Au Maroc, d’un règne à l’autre
Le dimanche 26 février 1961, vers dix-sept heures, il se fit un grand silence à travers le Maroc. Par la radio, par l’énorme chuchotement qui constitue le fameux « téléphone arabe », par la rumeur enfin, les Marocains venaient d’apprendre la mort soudaine de leur roi, quelques heures plus tôt. Et ce peuple sentit une sorte de froid, de lourde absence, de vide douloureux.
Bien sûr, tous les Marocains n’aimaient pas Mohammed V. Il y avait ceux qui avaient choisi de prendre parti contre lui, huit ans plus tôt ; il y avait ceux que l’absolutisme royal avait humiliés ou dépossédés ; il y avait ceux que le grand espoir soulevé par son retour, en 1955, avait laissés sur leur faim ; il y avait aussi ceux que les partis ou mouvements de gauche et d’extrême-gauche avaient dressé ou tenté de dresser contre la monarchie, contre la dynastie. Il y avait les mécontents, les aigris, les frustrés — une assez vaste et informe opposition qui, depuis deux ans, s’exprimait aussi bien par une presse de ton fort libre que par les graffitis sur les murs des médinas et les palissades misérables des bidonvilles, où les dénonciations du luxe royal et de la confiscation du pouvoir par le palais se faisaient de moins en moins rares. Mais cette sourde colère semblait avoir soudain disparu, faisant place à une affliction quasi-générale, ou plutôt à un sentiment plus proche encore du désarroi que de la douleur, de l’affolement que de la tristesse. On regrettait un roi habile et majestueux, dont le nom se confondait avec le mot et la notion — confuse pour bien des gens — d’indépendance. On déplorait la mort d’un homme qui avait été exilé en raison de son nationalisme et dont on disait qu’il en avait souffert ; ou pleurait la disparition de l’imam des croyants du Maghreb dont l’évidente piété avait su ne pas faire obstacle à l’évolution des mœurs. Mais c’est une crainte confuse qui dominait.
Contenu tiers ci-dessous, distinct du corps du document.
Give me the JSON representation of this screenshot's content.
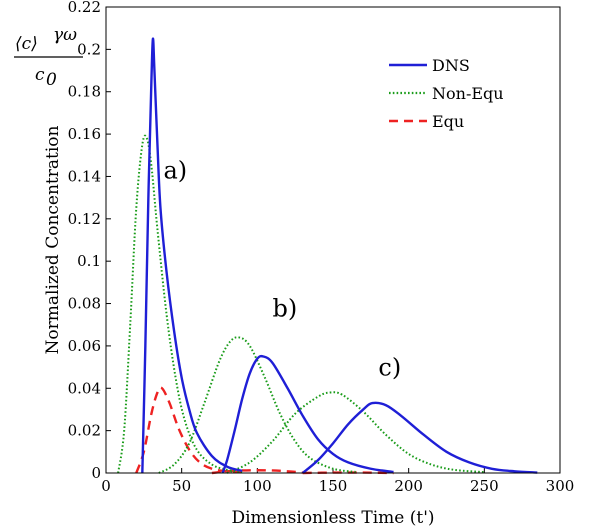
{
  "chart_data": {
    "type": "line",
    "xlabel": "Dimensionless Time (t')",
    "ylabel": "Normalized Concentration",
    "ylabel_formula": {
      "numerator": "⟨c⟩",
      "superscript": "γω",
      "denominator": "c",
      "denominator_subscript": "0"
    },
    "xlim": [
      0,
      300
    ],
    "ylim": [
      0,
      0.22
    ],
    "xticks": [
      "0",
      "50",
      "100",
      "150",
      "200",
      "250",
      "300"
    ],
    "yticks": [
      "0",
      "0.02",
      "0.04",
      "0.06",
      "0.08",
      "0.1",
      "0.12",
      "0.14",
      "0.16",
      "0.18",
      "0.2",
      "0.22"
    ],
    "grid": false,
    "legend_position": "top-right",
    "legend": [
      {
        "name": "DNS",
        "color": "#1f1fd6",
        "style": "solid"
      },
      {
        "name": "Non-Equ",
        "color": "#1a9c1a",
        "style": "dotted"
      },
      {
        "name": "Equ",
        "color": "#ee2222",
        "style": "dashed"
      }
    ],
    "annotations": [
      {
        "text": "a)",
        "x": 38,
        "y": 0.139
      },
      {
        "text": "b)",
        "x": 110,
        "y": 0.074
      },
      {
        "text": "c)",
        "x": 180,
        "y": 0.046
      }
    ],
    "series": [
      {
        "legend": "DNS",
        "case": "a",
        "x": [
          24,
          26,
          28,
          30,
          31,
          32,
          34,
          36,
          40,
          45,
          50,
          55,
          60,
          70,
          80,
          90
        ],
        "y": [
          0,
          0.06,
          0.13,
          0.185,
          0.205,
          0.19,
          0.155,
          0.125,
          0.095,
          0.067,
          0.045,
          0.03,
          0.019,
          0.008,
          0.003,
          0.001
        ]
      },
      {
        "legend": "DNS",
        "case": "b",
        "x": [
          77,
          80,
          85,
          90,
          95,
          100,
          104,
          110,
          120,
          130,
          140,
          150,
          160,
          175,
          190
        ],
        "y": [
          0,
          0.006,
          0.02,
          0.035,
          0.047,
          0.054,
          0.055,
          0.052,
          0.04,
          0.027,
          0.016,
          0.009,
          0.005,
          0.002,
          0.0005
        ]
      },
      {
        "legend": "DNS",
        "case": "c",
        "x": [
          130,
          140,
          150,
          160,
          170,
          176,
          185,
          195,
          210,
          225,
          240,
          255,
          270,
          285
        ],
        "y": [
          0,
          0.006,
          0.014,
          0.023,
          0.03,
          0.033,
          0.032,
          0.027,
          0.018,
          0.01,
          0.005,
          0.002,
          0.0008,
          0.0002
        ]
      },
      {
        "legend": "Non-Equ",
        "case": "a",
        "x": [
          8,
          12,
          16,
          20,
          24,
          27,
          30,
          34,
          40,
          46,
          52,
          60,
          70,
          80,
          90
        ],
        "y": [
          0,
          0.02,
          0.07,
          0.125,
          0.155,
          0.158,
          0.145,
          0.115,
          0.075,
          0.045,
          0.025,
          0.011,
          0.004,
          0.0015,
          0.0005
        ]
      },
      {
        "legend": "Non-Equ",
        "case": "b",
        "x": [
          35,
          45,
          55,
          65,
          75,
          82,
          88,
          95,
          105,
          115,
          125,
          135,
          150,
          165
        ],
        "y": [
          0,
          0.004,
          0.014,
          0.033,
          0.053,
          0.062,
          0.064,
          0.06,
          0.045,
          0.028,
          0.015,
          0.007,
          0.002,
          0.0005
        ]
      },
      {
        "legend": "Non-Equ",
        "case": "c",
        "x": [
          80,
          95,
          110,
          125,
          140,
          148,
          156,
          170,
          185,
          200,
          215,
          230,
          250
        ],
        "y": [
          0,
          0.005,
          0.015,
          0.028,
          0.036,
          0.038,
          0.037,
          0.029,
          0.018,
          0.009,
          0.004,
          0.0015,
          0.0004
        ]
      },
      {
        "legend": "Equ",
        "case": "a",
        "x": [
          20,
          25,
          30,
          34,
          37,
          42,
          48,
          55,
          62,
          70,
          80,
          90
        ],
        "y": [
          0,
          0.01,
          0.028,
          0.038,
          0.04,
          0.033,
          0.021,
          0.011,
          0.005,
          0.002,
          0.0008,
          0.0003
        ]
      },
      {
        "legend": "Equ",
        "case": "b",
        "x": [
          70,
          80,
          90,
          100,
          110,
          120,
          130
        ],
        "y": [
          0,
          0.0008,
          0.0012,
          0.0013,
          0.0012,
          0.0008,
          0.0002
        ]
      },
      {
        "legend": "Equ",
        "case": "c",
        "x": [
          130,
          150,
          170,
          190
        ],
        "y": [
          0,
          0.0002,
          0.0002,
          0
        ]
      }
    ]
  }
}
L’attachement des Marocains pour leur roi avait deux fondements, l’un familial, l’autre religieux ; le souverain leur paraissait un père capable de les protéger contre l’adversité, et comme le détenteur d’une bénédiction du Très-Haut. Tout cela leur était-il arraché ? C’est pourquoi, ce dimanche-là, et tandis que M. Bourguiba s’apprêtait à prendre la route de Rambouillet, le Maroc était triste et désemparé.